Al llegar a casa, uno de aquellos días, puede que fuera martes o miércoles, en los que haber visto a su hermano le arraigaba el mal genio, preso de una irritación fácil de intuir, Jenaro Baldrich encerró a su mujer en el cuarto de ambos y le hizo dos preguntas:

—¿Qué te ha dicho el doctor Balcells?

Sagrario deshizo el nudo que formaban sus manos a la altura del abdomen, donde se le cerraba la bata, y como concediendo sin querer una excusa, repuso:

—Que no sabe con seguridad, pero que parece que no puedo.
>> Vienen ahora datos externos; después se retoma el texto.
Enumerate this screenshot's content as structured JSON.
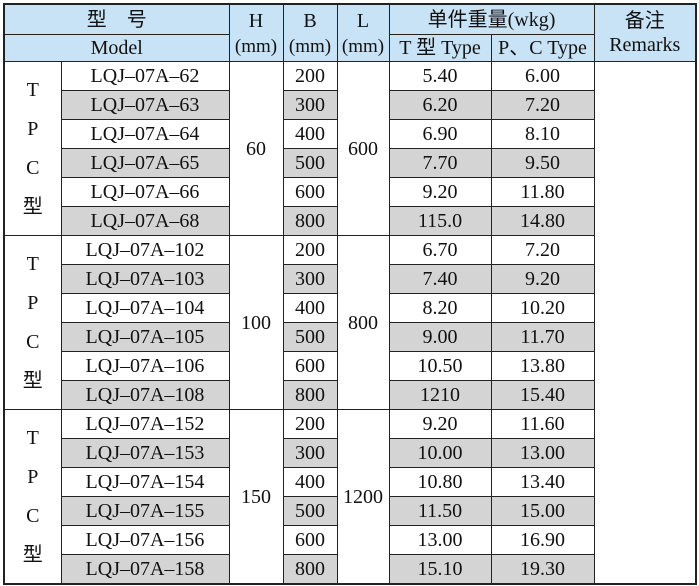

Esa fue la primera pregunta. Mientras esperaba para hacer la segunda, Jenaro Baldrich pudo ver a Sagrario guardar ropa limpia y planchada en uno de los cajones del sinfonier. Él se quitó los zapatos. Se cambió de calzado. Se acercó al balcón. Resopló contra la ventana, y una mancha de vapor se quedó en el cristal y por un instante le nubló la vista. Vio cómo había oscurecido a gran velocidad y cómo las luces de las farolas parecían sabandijas lisiadas, dejadas de la mano de Dios, en la estepa de la calle Muntaner. Alguien llevaba una garrafa de agua de la fuente de la Diagonal. El tránsito era impasible. Hasta la habitación llegaba un olor a comida que ambos podían reconocer pero que no nombraron. Jenaro Baldrich se giró para mirar a su mujer y para, como era habitual en él y como no podía ser de otra manera, embestir la situación sin miramientos.

—Entonces ya sabes lo que hay. ¿Estás preparada?

Sagrario dudó un instante. Parecía que iba a decir algo. Pero se encogió de hombros y salió de aquella habitación como una resignación que huye hacia ninguna parte.